The first quarter of 2023 has seen a downward trend in sales listings and buyer demand.
The Royal Institution of Chartered Surveyors’ latest residential market survey reported the ninth successive negative monthly reading in January. New buyer enquiries fell to -47% from -40% the month before, making January the weakest monthly reading since April 2009.
The latest house price data
Halifax and Nationwide’s house price index data have shown similar property price falls.
In March, Nationwide’s latest house price index reported that UK house prices fell annually for the first time since June 2020. The mortgage lender’s data showed the fastest annual decline since the financial crisis.
The first annual drop for nearly three years was recorded in February. Price growth fell 1.1% in February compared to the same month last year. March saw the steepest annual drop since 2009, with a fall of 3.1%.
This makes the average house price of a UK home £257,406, down from £258,297 in January.
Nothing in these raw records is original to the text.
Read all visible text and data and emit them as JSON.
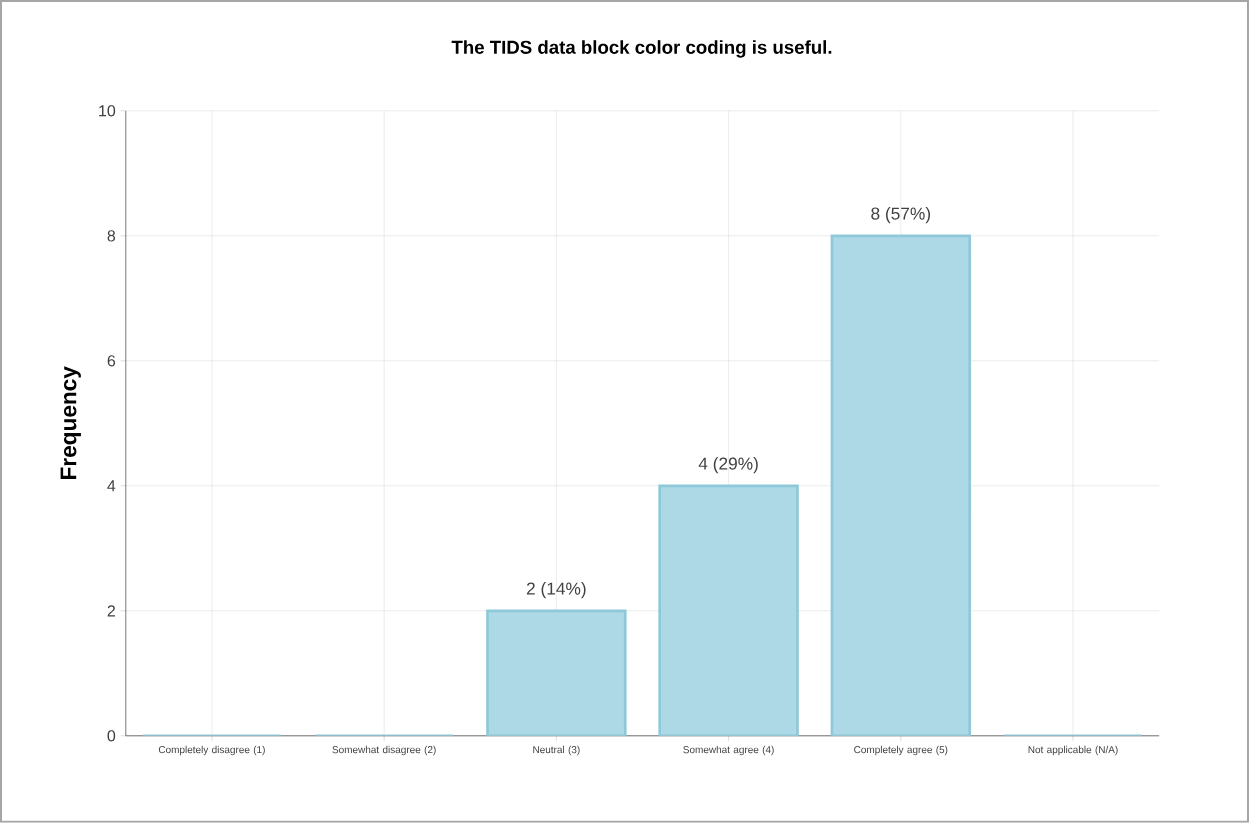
{
  "chart_data": {
    "type": "bar",
    "title": "The TIDS data block color coding is useful.",
    "ylabel": "Frequency",
    "categories": [
      "Completely disagree (1)",
      "Somewhat disagree (2)",
      "Neutral (3)",
      "Somewhat agree (4)",
      "Completely agree (5)",
      "Not applicable (N/A)"
    ],
    "values": [
      0,
      0,
      2,
      4,
      8,
      0
    ],
    "value_labels": [
      null,
      null,
      "2 (14%)",
      "4 (29%)",
      "8 (57%)",
      null
    ],
    "color": "#add8e6",
    "ylim": [
      0,
      10
    ],
    "yticks": [
      0,
      2,
      4,
      6,
      8,
      10
    ],
    "grid": true
  }
}
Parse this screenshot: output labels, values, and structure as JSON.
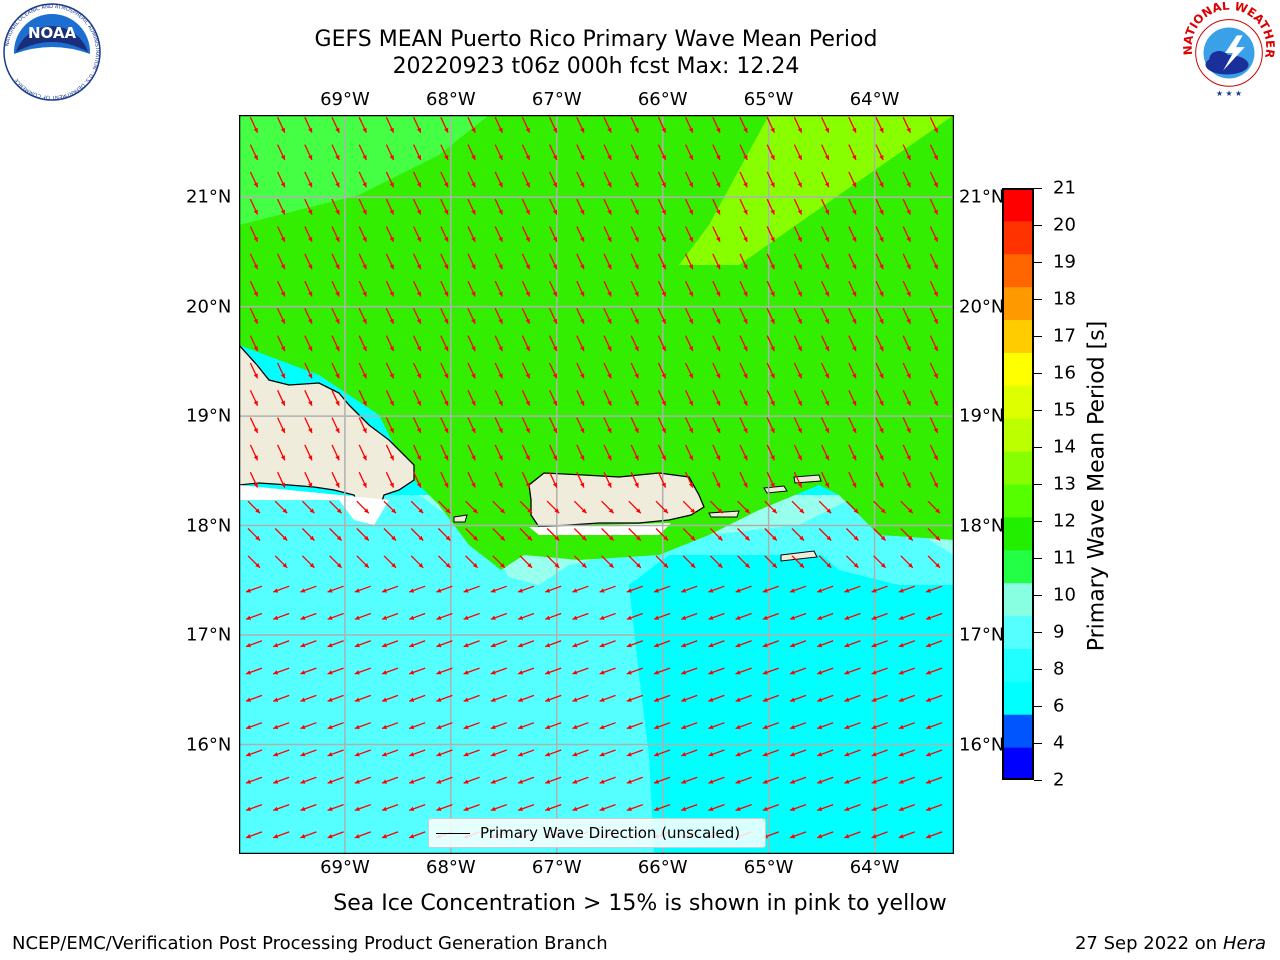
{
  "title": {
    "line1": "GEFS MEAN Puerto Rico Primary Wave Mean Period",
    "line2": "20220923 t06z 000h fcst   Max: 12.24"
  },
  "axes": {
    "lon_labels": [
      "69°W",
      "68°W",
      "67°W",
      "66°W",
      "65°W",
      "64°W"
    ],
    "lat_labels": [
      "21°N",
      "20°N",
      "19°N",
      "18°N",
      "17°N",
      "16°N"
    ],
    "lon_range": [
      -70.0,
      -63.25
    ],
    "lat_range": [
      15.0,
      21.75
    ],
    "grid": true
  },
  "colorbar": {
    "label": "Primary Wave Mean Period [s]",
    "ticks": [
      "21",
      "20",
      "19",
      "18",
      "17",
      "16",
      "15",
      "14",
      "13",
      "12",
      "11",
      "10",
      "9",
      "8",
      "6",
      "4",
      "2"
    ],
    "colors": [
      "#0000ff",
      "#0055ff",
      "#00ffff",
      "#22ffff",
      "#55ffff",
      "#88ffe0",
      "#22ff44",
      "#22ee00",
      "#55ff00",
      "#88ff00",
      "#bbff00",
      "#ddff00",
      "#ffff00",
      "#ffcc00",
      "#ff9900",
      "#ff6600",
      "#ff3300",
      "#ff0000"
    ]
  },
  "legend": {
    "label": "Primary Wave Direction (unscaled)"
  },
  "map_colors": {
    "land": "#efecdc",
    "sea_green": "#33ee00",
    "sea_green_light": "#44ff44",
    "sea_yellow_green": "#88ff00",
    "sea_cyan": "#00ffff",
    "sea_cyan_light": "#55ffff",
    "sea_aqua": "#99ffee",
    "arrow": "#ff0000"
  },
  "note": "Sea Ice Concentration > 15% is shown in pink to yellow",
  "footer": {
    "left": "NCEP/EMC/Verification Post Processing Product Generation Branch",
    "right_date": "27 Sep 2022 on",
    "right_host": "Hera"
  },
  "logos": {
    "noaa_text": "NOAA",
    "noaa_ring": "NATIONAL OCEANIC AND ATMOSPHERIC ADMINISTRATION · U.S. DEPARTMENT OF COMMERCE",
    "nws_ring": "NATIONAL WEATHER SERVICE"
  }
}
“The recent run of weak house price data began with the financial market turbulence in response to the mini-Budget at the end of September last year,” said Robert Gardner, Nationwide’s chief economist. “It will be hard for the market to regain much momentum in the near term since consumer confidence remains weak and household budgets remain under pressure from high inflation.”
Prices fall while mortgages stay high
Although mortgage rates have begun to drop from their peak of 6.65% in September, they still remain high at around 5%. In combination with the rising cost of living, buyer demand has plummeted to its lowest level since 2019. Sellers are reportedly reducing asking prices by as much as £14,000.
Robert Gardner commented, “Inflation has continued to outpace wage growth and mortgage rates remain significantly higher than the lows recorded in 2021.”
Sarah Coles, head of personal finance at Hargreaves Lansdown, commented: “Since the start of 2023 there has been some hope within the market that falling mortgage rates would bring more buyers back, so falls would remain in single digits, and we’d soon be back on track. This remains a real possibility. However, there are a number of factors that could derail this view. While mortgage rates are still expected to fall this year, it’s not going to be a straight line. Recent spending and wage figures are raising the spectre of higher inflation lasting longer than had been expected.”
Reaction from other property industry experts
Nathan Emerson, the CEO of Propertymark, reported: “Our member agents are reporting transaction levels year on year to be stable and listings of new properties coming to the market also being steady. With a stream of serious buyers still keen to move, and prices still higher compared to this time last year, sellers are still in a strong position to sell, however they can no longer test the market at higher prices and align with those achieved last year. Instead, they will need to reduce or be open to offers in order to get a more realistic and efficient sale.”
Iain McKenzie, CEO of The Guild of Property Professionals, commented: “With the largest annual decline in house prices since the depths of the financial crisis, homeowners may be worried about what this means for them. Unlike the financial crisis, we haven’t seen an aggressive drop-off in transactions, so the slowdown in prices has hardly been the crash that was expected. Sellers are becoming more open to negotiating with buyers on the asking price and that has the potential to skew the data. While we are forecasting an overall decrease of around 8% this year, this would only bring house prices in line with levels back in 2021.”